= Jørgen Rantzau =

Danish military officer (1652–1713)

Jørgen Rantzau (1652–1713) was a Danish Major general who fought several campaigns under John Churchill, 1st Duke of Marlborough.
==Biography==
Jørgen Rantzau came from a military family. He was the son of Colonel Frantz Rantzau of Estvadgård (ca. 1620-1670) and the younger brother of Major General Johan Rantzau (1650-1708).
In 1678, Rantzau became Lieutenant Colonel, in 1682 Colonel and in 1691 Lieutenant commander in Jutland. In 1701, he became Brigade commander and in 1705 he became General major.
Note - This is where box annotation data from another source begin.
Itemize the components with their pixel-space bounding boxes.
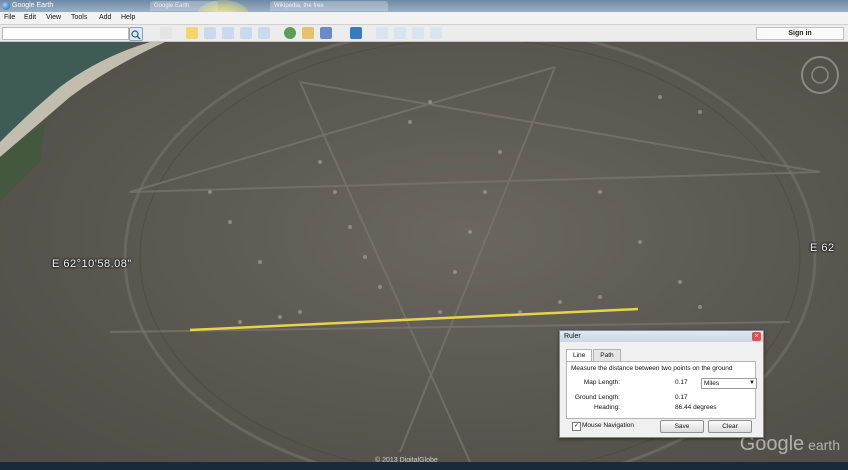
menu-file[interactable]: File xyxy=(4,12,15,24)
print-icon[interactable] xyxy=(394,27,406,39)
maps-icon[interactable] xyxy=(430,27,442,39)
map-length-label: Map Length: xyxy=(583,379,620,386)
menu-help[interactable]: Help xyxy=(121,12,135,24)
menu-add[interactable]: Add xyxy=(99,12,111,24)
chevron-down-icon: ▼ xyxy=(749,380,755,386)
heading-label: Heading: xyxy=(593,404,620,411)
sunlight-icon[interactable] xyxy=(302,27,314,39)
email-icon[interactable] xyxy=(376,27,388,39)
taskbar xyxy=(0,462,848,470)
close-icon[interactable]: × xyxy=(752,332,761,341)
longitude-label-right: E 62 xyxy=(810,242,835,254)
google-earth-icon xyxy=(2,2,10,10)
browser-tab[interactable]: Wikipedia, the free xyxy=(270,1,388,11)
mouse-navigation-label: Mouse Navigation xyxy=(582,422,635,429)
ruler-tabs: Line Path xyxy=(566,349,622,361)
planets-icon[interactable] xyxy=(320,27,332,39)
search-input[interactable] xyxy=(2,27,129,40)
search-icon[interactable] xyxy=(129,27,143,41)
tab-path[interactable]: Path xyxy=(593,349,621,361)
heading-value: 86.44 degrees xyxy=(675,404,717,411)
menu-tools[interactable]: Tools xyxy=(71,12,87,24)
watermark-sub: earth xyxy=(804,437,840,453)
path-icon[interactable] xyxy=(222,27,234,39)
menu-view[interactable]: View xyxy=(46,12,61,24)
ruler-panel: Measure the distance between two points … xyxy=(566,361,757,419)
window-title-bar: Google Earth Google Earth Wikipedia, the… xyxy=(0,0,848,12)
placemark-icon[interactable] xyxy=(186,27,198,39)
save-image-icon[interactable] xyxy=(412,27,424,39)
window-title: Google Earth xyxy=(12,2,54,9)
sign-in-button[interactable]: Sign in xyxy=(756,27,844,40)
menu-edit[interactable]: Edit xyxy=(24,12,36,24)
longitude-label: E 62°10'58.08" xyxy=(52,258,132,270)
ground-length-value: 0.17 xyxy=(675,394,688,401)
sidebar-icon[interactable] xyxy=(160,27,172,39)
polygon-icon[interactable] xyxy=(204,27,216,39)
map-length-value: 0.17 xyxy=(675,379,688,386)
ruler-dialog: Ruler × Line Path Measure the distance be… xyxy=(559,330,764,438)
ruler-icon[interactable] xyxy=(350,27,362,39)
clear-button[interactable]: Clear xyxy=(708,420,752,433)
unit-select[interactable]: Miles ▼ xyxy=(701,378,757,389)
save-button[interactable]: Save xyxy=(660,420,704,433)
ruler-footer: ✓ Mouse Navigation Save Clear xyxy=(566,420,756,433)
historical-imagery-icon[interactable] xyxy=(284,27,296,39)
menu-bar: File Edit View Tools Add Help xyxy=(0,12,848,25)
ruler-title: Ruler xyxy=(560,331,763,342)
toolbar: Sign in xyxy=(0,25,848,42)
mouse-navigation-checkbox[interactable]: ✓ xyxy=(572,422,581,431)
unit-selected: Miles xyxy=(704,380,720,387)
overlay-icon[interactable] xyxy=(240,27,252,39)
ruler-description: Measure the distance between two points … xyxy=(571,365,733,372)
ground-length-label: Ground Length: xyxy=(574,394,620,401)
tab-line[interactable]: Line xyxy=(566,349,593,361)
record-tour-icon[interactable] xyxy=(258,27,270,39)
He fought under Marlborough in 1691 during the War of the Grand Alliance. At the Battle of Blenheim, he commanded the 4th Jydske Dragoon Regiment. At the Battle of Oudenaarde in 1708, he commanded the cavalry in the vanguard under British army officer William Cadogan, 1st Earl Cadogan and played an important role in the early stages of the battle. The collaboration between the older and more experienced Rantzau under the younger, less experienced Cadogan is an example of the congruence in Marlborough's multinational army.

In 1709, Denmark re-entered the Great Northern War against Sweden and Rantzau returned to Denmark to participate as lieutenant-general in the invasion of Scania under Christian Detlev Reventlow. This led to the Battle of Helsingborg (1710). Just prior to the battle, Reventlow was taken ill and had to yield command to Jørgen Rantzau. The battle was a decisive Swedish victory and marked the end of any realistic hopes for Denmark to recover the Scanian territories. Subsequently Rantzau was given command of the blockade corps confronting the Swedish fortifications around the city of Wismar. However he became ill and had to be brought to Lübeck. He died on 10 March 1713 at Lübeck.